A 1797 manuscript survey by Peter Tufts, Jr. of the roughly 18-mile road from Concord Meeting House to Cambridge, terminating at the new West Boston (now Longfellow) Bridge. This route was followed by the British on the morning of April 19, 1775, and much of it is known today as Massachusetts Avenue.
The survey (at top of the sheet) depicts a route from Concord center through Lexington center, Menotomy (modern-day Arlington center), then skirting the old Cambridge-Charlestown line in what is now Somerville, before dropping into Cambridge and terminating at the West Boston Bridge. Distances are marked each mile, and a few landmarks are indicated, with the meetinghouses at Lexington and Menotomy depicted pictorially. A faint extension of the route to the East shows the road from Cambridge to the alternative crossing at Charlestown Bridge. Below the main route is “The Old Road taken from a [sic] old Plan Drawn by Mr Osburn,” depicting the more southerly route from Concord to Cambridge via Waltham, passing by Harvard en route to the Bridge. The whole is ornamented by a lovely ink-and-watercolor compass rose at upper left, though close inspection reveals that “East” and “West” are reversed.
The map was drawn by prominent Somerville, Massachusetts surveyor Peter Tufts, Jr. (1774-1825).

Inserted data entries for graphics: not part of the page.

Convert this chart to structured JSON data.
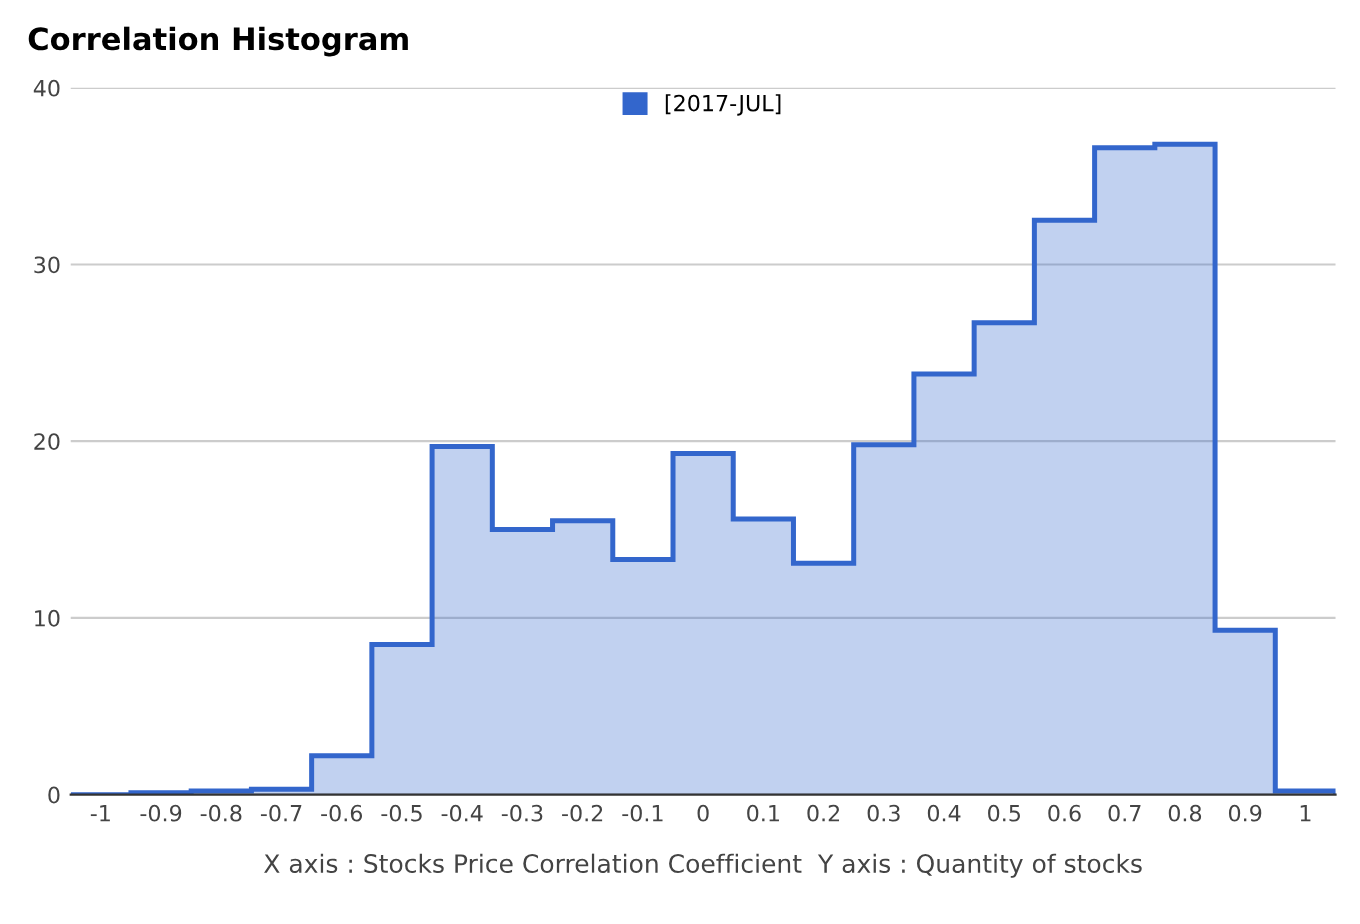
{
  "chart_data": {
    "type": "histogram",
    "title": "Correlation Histogram",
    "xlabel": "X axis : Stocks Price Correlation Coefficient  Y axis : Quantity of stocks",
    "bins": [
      -1.05,
      -0.95,
      -0.85,
      -0.75,
      -0.65,
      -0.55,
      -0.45,
      -0.35,
      -0.25,
      -0.15,
      -0.05,
      0.05,
      0.15,
      0.25,
      0.35,
      0.45,
      0.55,
      0.65,
      0.75,
      0.85,
      0.95,
      1.05
    ],
    "series": [
      {
        "name": "[2017-JUL]",
        "color": "#3366cc",
        "values": [
          0.0,
          0.1,
          0.2,
          0.3,
          2.2,
          8.5,
          19.7,
          15.0,
          15.5,
          13.3,
          19.3,
          15.6,
          13.1,
          19.8,
          23.8,
          26.7,
          32.5,
          36.6,
          36.8,
          9.3,
          0.2
        ]
      }
    ],
    "xlim": [
      -1.05,
      1.05
    ],
    "xticks": [
      -1,
      -0.9,
      -0.8,
      -0.7,
      -0.6,
      -0.5,
      -0.4,
      -0.3,
      -0.2,
      -0.1,
      0,
      0.1,
      0.2,
      0.3,
      0.4,
      0.5,
      0.6,
      0.7,
      0.8,
      0.9,
      1
    ],
    "ylim": [
      0,
      40
    ],
    "yticks": [
      0,
      10,
      20,
      30,
      40
    ],
    "grid": "y",
    "legend": "top"
  }
}
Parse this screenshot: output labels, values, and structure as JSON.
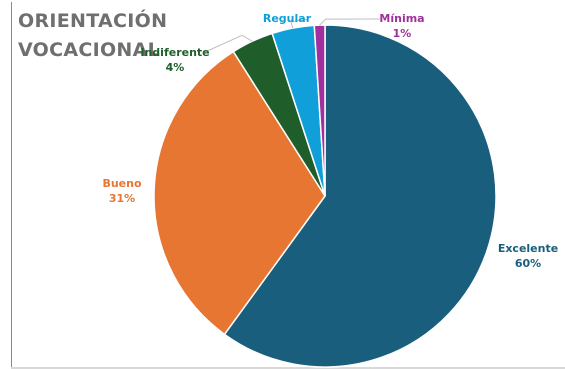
{
  "title_lines": [
    "ORIENTACIÓN",
    "VOCACIONAL"
  ],
  "chart_data": {
    "type": "pie",
    "title": "ORIENTACIÓN VOCACIONAL",
    "slices": [
      {
        "label": "Excelente",
        "value": 60,
        "value_label": "60%",
        "color": "#1a5e7e",
        "label_color": "#1a5e7e"
      },
      {
        "label": "Bueno",
        "value": 31,
        "value_label": "31%",
        "color": "#e67632",
        "label_color": "#e67632"
      },
      {
        "label": "Indiferente",
        "value": 4,
        "value_label": "4%",
        "color": "#1f5e2b",
        "label_color": "#1f5e2b"
      },
      {
        "label": "Regular",
        "value": 4,
        "value_label": "",
        "color": "#109fd9",
        "label_color": "#109fd9"
      },
      {
        "label": "Mínima",
        "value": 1,
        "value_label": "1%",
        "color": "#a0309d",
        "label_color": "#a0309d"
      }
    ],
    "legend": "none",
    "data_labels": true
  }
}
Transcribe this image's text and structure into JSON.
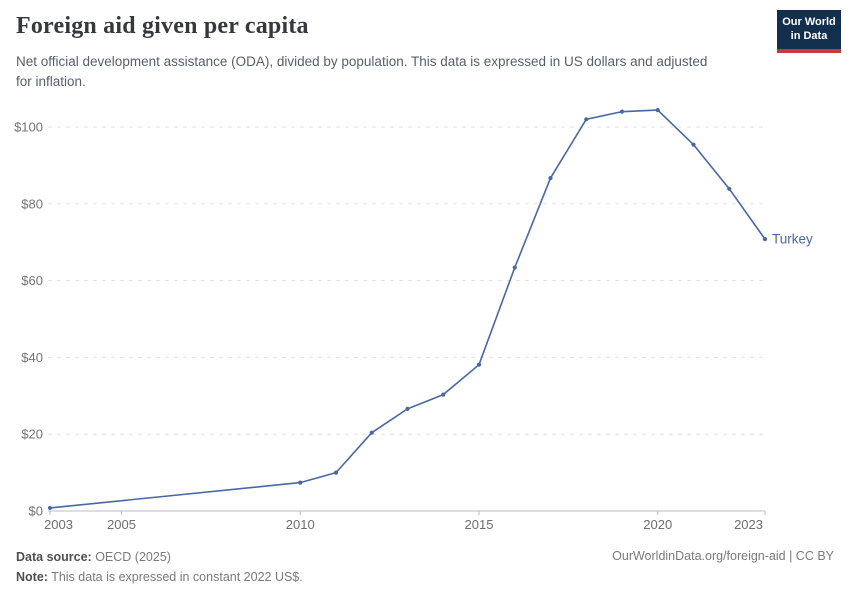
{
  "header": {
    "title": "Foreign aid given per capita",
    "subtitle": "Net official development assistance (ODA), divided by population. This data is expressed in US dollars and adjusted for inflation."
  },
  "logo": {
    "line1": "Our World",
    "line2": "in Data"
  },
  "colors": {
    "line": "#4a67a3",
    "logo_bg": "#12304e",
    "logo_accent": "#c53a3c",
    "grid": "#e0e0e0",
    "axis": "#b9bdc3",
    "axis_label": "#6e6e6e",
    "y_label": "#757575"
  },
  "chart_data": {
    "type": "line",
    "title": "Foreign aid given per capita",
    "xlabel": "",
    "ylabel": "",
    "xlim": [
      2003,
      2023
    ],
    "ylim": [
      0,
      110
    ],
    "grid": "horizontal-dashed",
    "legend_position": "end-of-line-label",
    "x_ticks": [
      2003,
      2005,
      2010,
      2015,
      2020,
      2023
    ],
    "y_ticks": [
      0,
      20,
      40,
      60,
      80,
      100
    ],
    "y_tick_prefix": "$",
    "series": [
      {
        "name": "Turkey",
        "color": "#4a67a3",
        "x": [
          2003,
          2010,
          2011,
          2012,
          2013,
          2014,
          2015,
          2016,
          2017,
          2018,
          2019,
          2020,
          2021,
          2022,
          2023
        ],
        "values": [
          0.8,
          7.4,
          10.0,
          20.4,
          26.6,
          30.3,
          38.1,
          63.4,
          86.7,
          102.0,
          104.0,
          104.4,
          95.4,
          83.9,
          70.8
        ]
      }
    ]
  },
  "footer": {
    "source_label": "Data source:",
    "source_value": " OECD (2025)",
    "note_label": "Note:",
    "note_value": " This data is expressed in constant 2022 US$.",
    "link": "OurWorldinData.org/foreign-aid | CC BY"
  }
}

“Peter Tufts, Jr., lived a life of great activity. He was keeper of the Powder House, and when in 1815 the powder was transferred to the new storehouse at the end of Magazine street, he continued as keeper, took up his residence near the magazine and died there in 1825. He was a civil engineer by profession, and among the many Peters is designated as ‘the surveyor.’ He drew a plan of Charlestown in 1818, and the mass of plans that he left behind him shows how laboriously he was engaged in the surveys of public and private property. In public life he was prominent, having been trustee of schools, selectman for most of the years between 1806 and 1817, assessor for several terms and representative to the General Court for six terms, between the years 1809 and 1819.” (Edward C. Booth, “The Tufts Family in Somerville.” Historical Leaves, vol. 1, April 1902-Jan. 1903)

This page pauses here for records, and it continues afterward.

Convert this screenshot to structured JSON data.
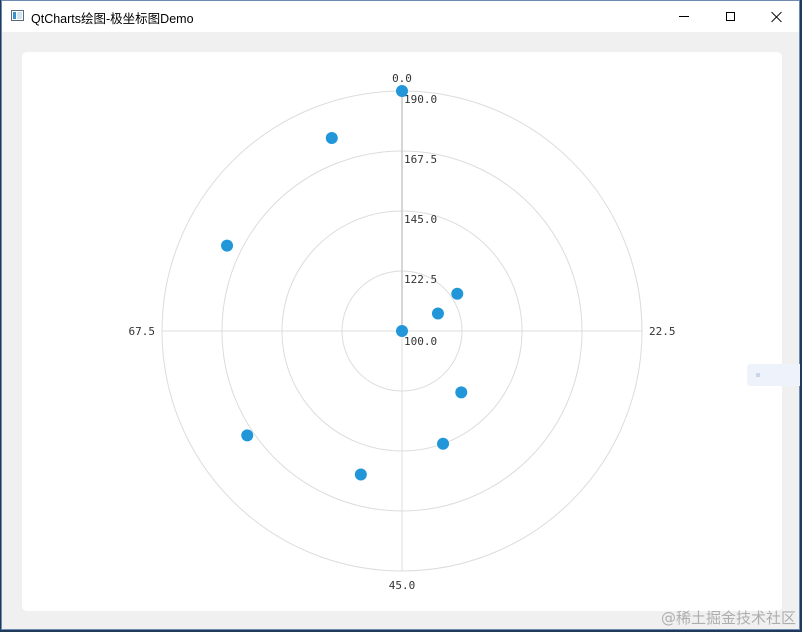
{
  "window": {
    "title": "QtCharts绘图-极坐标图Demo"
  },
  "colors": {
    "point": "#2196d9",
    "grid": "#dcdcdc",
    "axis": "#c8c8c8"
  },
  "watermark": "@稀土掘金技术社区",
  "chart_data": {
    "type": "scatter",
    "coordinate_system": "polar",
    "angular_axis": {
      "range": [
        0,
        90
      ],
      "tick_labels": [
        "0.0",
        "22.5",
        "45.0",
        "67.5"
      ],
      "tick_values": [
        0,
        22.5,
        45,
        67.5
      ],
      "direction": "clockwise",
      "zero_at": "top"
    },
    "radial_axis": {
      "range": [
        100,
        190
      ],
      "tick_labels": [
        "100.0",
        "122.5",
        "145.0",
        "167.5",
        "190.0"
      ],
      "tick_values": [
        100,
        122.5,
        145,
        167.5,
        190
      ]
    },
    "grid": true,
    "legend": "none",
    "series": [
      {
        "points": [
          {
            "angle": 0,
            "radius": 100
          },
          {
            "angle": 16,
            "radius": 115
          },
          {
            "angle": 14,
            "radius": 125
          },
          {
            "angle": 34,
            "radius": 132
          },
          {
            "angle": 40,
            "radius": 145
          },
          {
            "angle": 49,
            "radius": 156
          },
          {
            "angle": 59,
            "radius": 170
          },
          {
            "angle": 74,
            "radius": 173
          },
          {
            "angle": 85,
            "radius": 177
          },
          {
            "angle": 90,
            "radius": 190
          }
        ]
      }
    ]
  }
}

The exact circumstances of Tufts’ survey are not clear. One plausible scenario is that it was commissioned by the proprietors of the West Boston Bridge, which had been completed but a few years earlier. They would naturally have had much interest in maximizing traffic and tolls, and faced stiff competition from other bridges across the Charles.

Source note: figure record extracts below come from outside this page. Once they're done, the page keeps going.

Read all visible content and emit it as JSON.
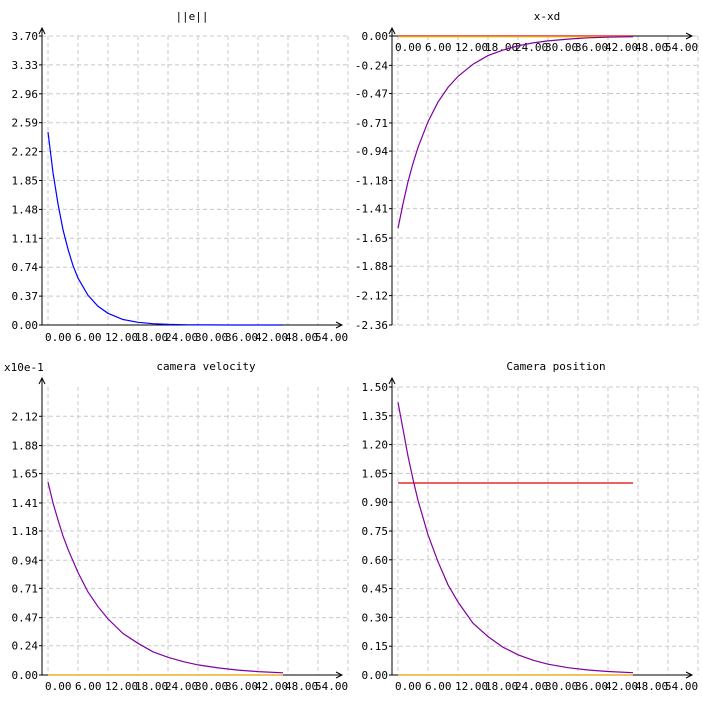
{
  "colors": {
    "background": "#ffffff",
    "grid": "#c8c8c8",
    "axis": "#000000",
    "blue": "#0000ff",
    "purple": "#8000a0",
    "red": "#e00000",
    "orange": "#e8a000"
  },
  "chart_data": [
    {
      "type": "line",
      "title": "||e||",
      "axis_exponent_label": "",
      "xlabel": "",
      "ylabel": "",
      "xlim": [
        0,
        59
      ],
      "ylim": [
        0,
        3.7
      ],
      "xticks": [
        "0.00",
        "6.00",
        "12.00",
        "18.00",
        "24.00",
        "30.00",
        "36.00",
        "42.00",
        "48.00",
        "54.00"
      ],
      "yticks": [
        "0.00",
        "0.37",
        "0.74",
        "1.11",
        "1.48",
        "1.85",
        "2.22",
        "2.59",
        "2.96",
        "3.33",
        "3.70"
      ],
      "grid": true,
      "series": [
        {
          "color": "#0000ff",
          "x": [
            0,
            1,
            2,
            3,
            4,
            5,
            6,
            8,
            10,
            12,
            15,
            18,
            21,
            24,
            28,
            32,
            36,
            40,
            44,
            47
          ],
          "y": [
            2.47,
            1.95,
            1.55,
            1.22,
            0.97,
            0.76,
            0.6,
            0.38,
            0.24,
            0.15,
            0.07,
            0.035,
            0.017,
            0.008,
            0.003,
            0.001,
            0.0005,
            0.0002,
            0.0001,
            0.0
          ]
        }
      ]
    },
    {
      "type": "line",
      "title": "x-xd",
      "axis_exponent_label": "",
      "xlabel": "",
      "ylabel": "",
      "xlim": [
        0,
        59
      ],
      "ylim": [
        -2.36,
        0
      ],
      "xticks": [
        "0.00",
        "6.00",
        "12.00",
        "18.00",
        "24.00",
        "30.00",
        "36.00",
        "42.00",
        "48.00",
        "54.00"
      ],
      "yticks": [
        "-2.36",
        "-2.12",
        "-1.88",
        "-1.65",
        "-1.41",
        "-1.18",
        "-0.94",
        "-0.71",
        "-0.47",
        "-0.24",
        "0.00"
      ],
      "grid": true,
      "series": [
        {
          "color": "#e00000",
          "x": [
            0,
            47
          ],
          "y": [
            0.0,
            0.0
          ]
        },
        {
          "color": "#e8a000",
          "x": [
            0,
            47
          ],
          "y": [
            -0.005,
            -0.005
          ]
        },
        {
          "color": "#8000a0",
          "x": [
            0,
            1,
            2,
            3,
            4,
            6,
            8,
            10,
            12,
            15,
            18,
            21,
            24,
            27,
            30,
            34,
            38,
            42,
            47
          ],
          "y": [
            -1.57,
            -1.37,
            -1.19,
            -1.04,
            -0.91,
            -0.7,
            -0.54,
            -0.42,
            -0.33,
            -0.23,
            -0.16,
            -0.115,
            -0.08,
            -0.056,
            -0.04,
            -0.025,
            -0.015,
            -0.009,
            -0.005
          ]
        }
      ]
    },
    {
      "type": "line",
      "title": "camera velocity",
      "axis_exponent_label": "x10e-1",
      "xlabel": "",
      "ylabel": "",
      "xlim": [
        0,
        59
      ],
      "ylim": [
        0,
        2.36
      ],
      "xticks": [
        "0.00",
        "6.00",
        "12.00",
        "18.00",
        "24.00",
        "30.00",
        "36.00",
        "42.00",
        "48.00",
        "54.00"
      ],
      "yticks": [
        "0.00",
        "0.24",
        "0.47",
        "0.71",
        "0.94",
        "1.18",
        "1.41",
        "1.65",
        "1.88",
        "2.12"
      ],
      "grid": true,
      "series": [
        {
          "color": "#e8a000",
          "x": [
            0,
            47
          ],
          "y": [
            0.0,
            0.0
          ]
        },
        {
          "color": "#8000a0",
          "x": [
            0,
            1,
            2,
            3,
            4,
            6,
            8,
            10,
            12,
            15,
            18,
            21,
            24,
            27,
            30,
            34,
            38,
            42,
            47
          ],
          "y": [
            1.58,
            1.41,
            1.27,
            1.14,
            1.03,
            0.84,
            0.68,
            0.56,
            0.46,
            0.34,
            0.26,
            0.19,
            0.145,
            0.11,
            0.083,
            0.058,
            0.04,
            0.028,
            0.018
          ]
        }
      ]
    },
    {
      "type": "line",
      "title": "Camera position",
      "axis_exponent_label": "",
      "xlabel": "",
      "ylabel": "",
      "xlim": [
        0,
        59
      ],
      "ylim": [
        0,
        1.5
      ],
      "xticks": [
        "0.00",
        "6.00",
        "12.00",
        "18.00",
        "24.00",
        "30.00",
        "36.00",
        "42.00",
        "48.00",
        "54.00"
      ],
      "yticks": [
        "0.00",
        "0.15",
        "0.30",
        "0.45",
        "0.60",
        "0.75",
        "0.90",
        "1.05",
        "1.20",
        "1.35",
        "1.50"
      ],
      "grid": true,
      "series": [
        {
          "color": "#e00000",
          "x": [
            0,
            47
          ],
          "y": [
            1.0,
            1.0
          ]
        },
        {
          "color": "#e8a000",
          "x": [
            0,
            47
          ],
          "y": [
            0.0,
            0.0
          ]
        },
        {
          "color": "#8000a0",
          "x": [
            0,
            1,
            2,
            3,
            4,
            6,
            8,
            10,
            12,
            15,
            18,
            21,
            24,
            27,
            30,
            34,
            38,
            42,
            47
          ],
          "y": [
            1.42,
            1.28,
            1.14,
            1.02,
            0.91,
            0.73,
            0.59,
            0.47,
            0.38,
            0.27,
            0.2,
            0.145,
            0.105,
            0.077,
            0.056,
            0.038,
            0.026,
            0.018,
            0.012
          ]
        }
      ]
    }
  ]
}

In addition to his plan of Charlestown, published in 1818, OCLC lists some 21 manuscript maps and plans by Tufts, dated 1793 to 1823. Among these is a map of similar dimensions and content to the manuscript offered here, but dated “December 4, 1801,” held somewhere in the Minuteman Library Network (OCLC 1107272756). I find no record of other Tufts manuscript maps or plans having appeared on the antiquarian market.
It is highly unusual to find an 18th-century survey depicting such an important area, so skillfully executed, and with such pleasing decorative elements.